2. Description of the Related Art
Development of lithium ion secondary batteries as high-capacity energy devices has been active in recent years, and lithium ion secondary batteries are beginning to be utilized in consumer equipment, industrial machinery, automobiles and various other fields. Characteristics required of lithium ion secondary batteries include high energy density, high power density and other characteristics that support high capacity and allow for quick charge/discharge. On the other hand, incidents of fire involving a lithium ion secondary battery have been reported and the market is demanding greater safety of lithium ion secondary batteries. In particular, lithium ion secondary batteries used in onboard applications, medical applications, etc., directly affect human life in case of accidents and require even greater safety. Safety is also required of materials used for lithium ion secondary batteries, where, specifically, the market is demanding materials that demonstrate stable charge/discharge behaviors and will not burst or ignite even in unforeseen accidents.
Lithium titanates are expressed by, for example, Li4Ti5O12, Li4/3Ti5/3O4 or Li[Li1/6Ti5/6]2O4, and have a spinel crystalline structure. The aforementioned lithium titanate changes to a rock-salt crystalline structure as lithium ions are inserted during charge, and changes back to a spinel crystalline structure again as lithium ions dissociate.
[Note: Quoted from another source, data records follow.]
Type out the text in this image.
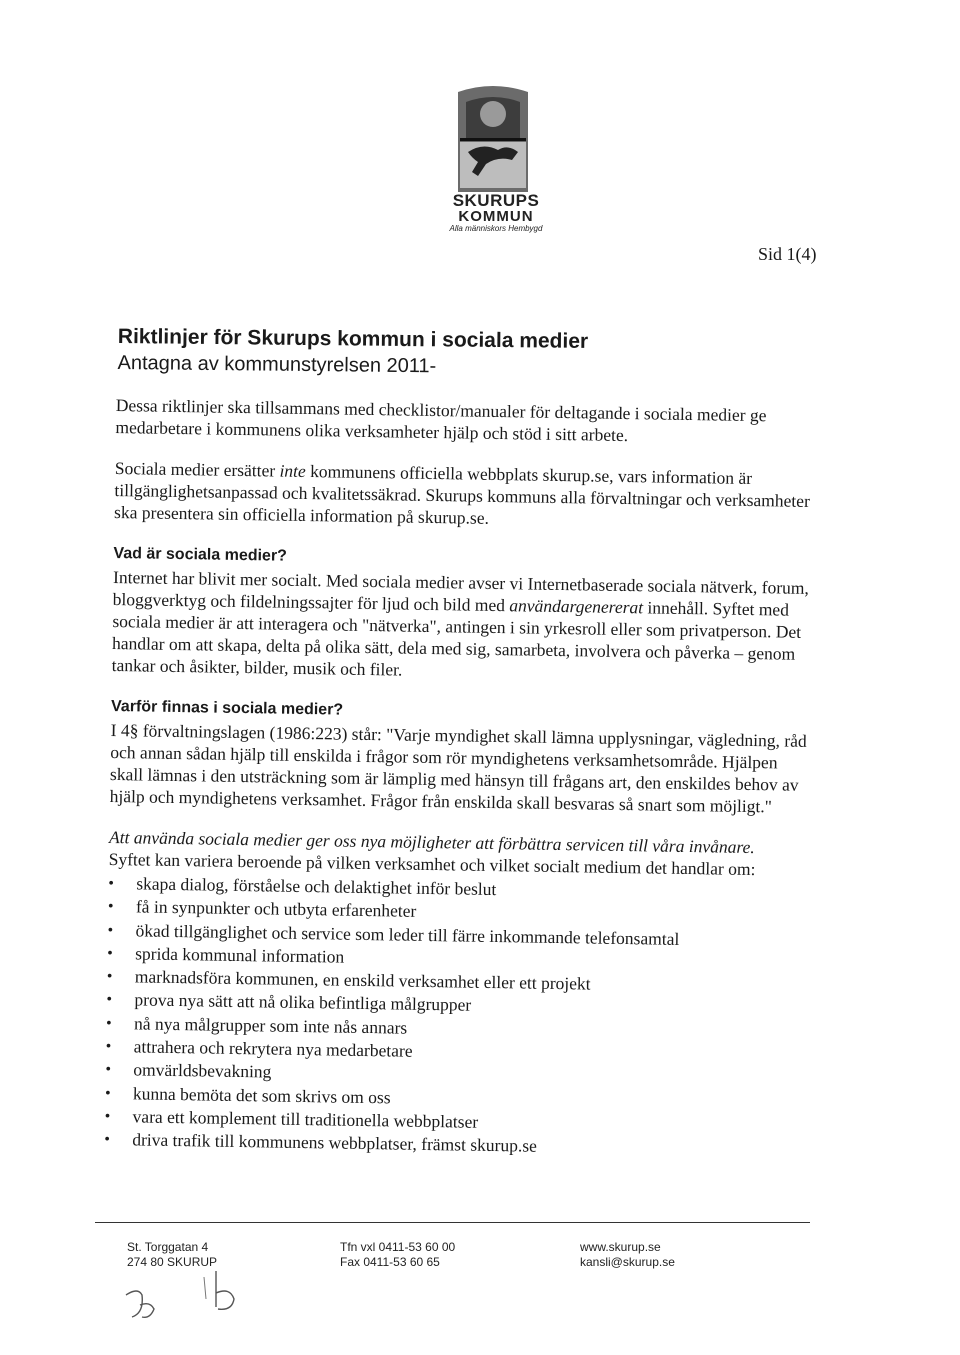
SKURUPS
KOMMUN
Alla människors Hembygd
Sid 1(4)
Riktlinjer för Skurups kommun i sociala medier
Antagna av kommunstyrelsen 2011-

Dessa riktlinjer ska tillsammans med checklistor/manualer för deltagande i sociala medier ge medarbetare i kommunens olika verksamheter hjälp och stöd i sitt arbete.

Sociala medier ersätter inte kommunens officiella webbplats skurup.se, vars information är tillgänglighetsanpassad och kvalitetssäkrad. Skurups kommuns alla förvaltningar och verksamheter ska presentera sin officiella information på skurup.se.

Vad är sociala medier?

Internet har blivit mer socialt. Med sociala medier avser vi Internetbaserade sociala nätverk, forum, bloggverktyg och fildelningssajter för ljud och bild med användargenererat innehåll. Syftet med sociala medier är att interagera och "nätverka", antingen i sin yrkesroll eller som privatperson. Det handlar om att skapa, delta på olika sätt, dela med sig, samarbeta, involvera och påverka – genom tankar och åsikter, bilder, musik och filer.

Varför finnas i sociala medier?

I 4§ förvaltningslagen (1986:223) står: "Varje myndighet skall lämna upplysningar, vägledning, råd och annan sådan hjälp till enskilda i frågor som rör myndighetens verksamhetsområde. Hjälpen skall lämnas i den utsträckning som är lämplig med hänsyn till frågans art, den enskildes behov av hjälp och myndighetens verksamhet. Frågor från enskilda skall besvaras så snart som möjligt."

Att använda sociala medier ger oss nya möjligheter att förbättra servicen till våra invånare.
Syftet kan variera beroende på vilken verksamhet och vilket socialt medium det handlar om:
• skapa dialog, förståelse och delaktighet inför beslut
• få in synpunkter och utbyta erfarenheter
• ökad tillgänglighet och service som leder till färre inkommande telefonsamtal
• sprida kommunal information
• marknadsföra kommunen, en enskild verksamhet eller ett projekt
• prova nya sätt att nå olika befintliga målgrupper
• nå nya målgrupper som inte nås annars
• attrahera och rekrytera nya medarbetare
• omvärldsbevakning
• kunna bemöta det som skrivs om oss
• vara ett komplement till traditionella webbplatser
• driva trafik till kommunens webbplatser, främst skurup.se
St. Torggatan 4
274 80 SKURUP
Tfn vxl 0411-53 60 00
Fax 0411-53 60 65
www.skurup.se
kansli@skurup.se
The lithium titanate undergoes far less change in its lattice volume due to charge/discharge compared to carbon materials that are conventional materials for negative electrodes, and generates little heat even when shorted to the positive electrode, thereby preventing fire accidents and ensuring high safety. Lithium-titanium complex oxides whose main constituent is lithium titanate and to which trace constituents have been added as necessary, are beginning to be adopted by lithium ion secondary battery products that are designed with specific focus on safety.
Patent Literature 1 discloses the ambience control method in the sintering step. According to the method described, synthesis reaction is implemented in the sintering step and preliminary sintering step before the sintering step under a flow of nitrogen gas of lower partial oxygen pressure. The purpose of this is to suppress lithium volatilization loss during heat treatment. Patent Literature 2 discloses sintering in an inert gas flow based on low partial oxygen gas pressure. The purpose of this is to obtain a powder of high crystallinity. Both literatures do not provide details of ambience control and only mention that the ambience in question is a sintering ambience.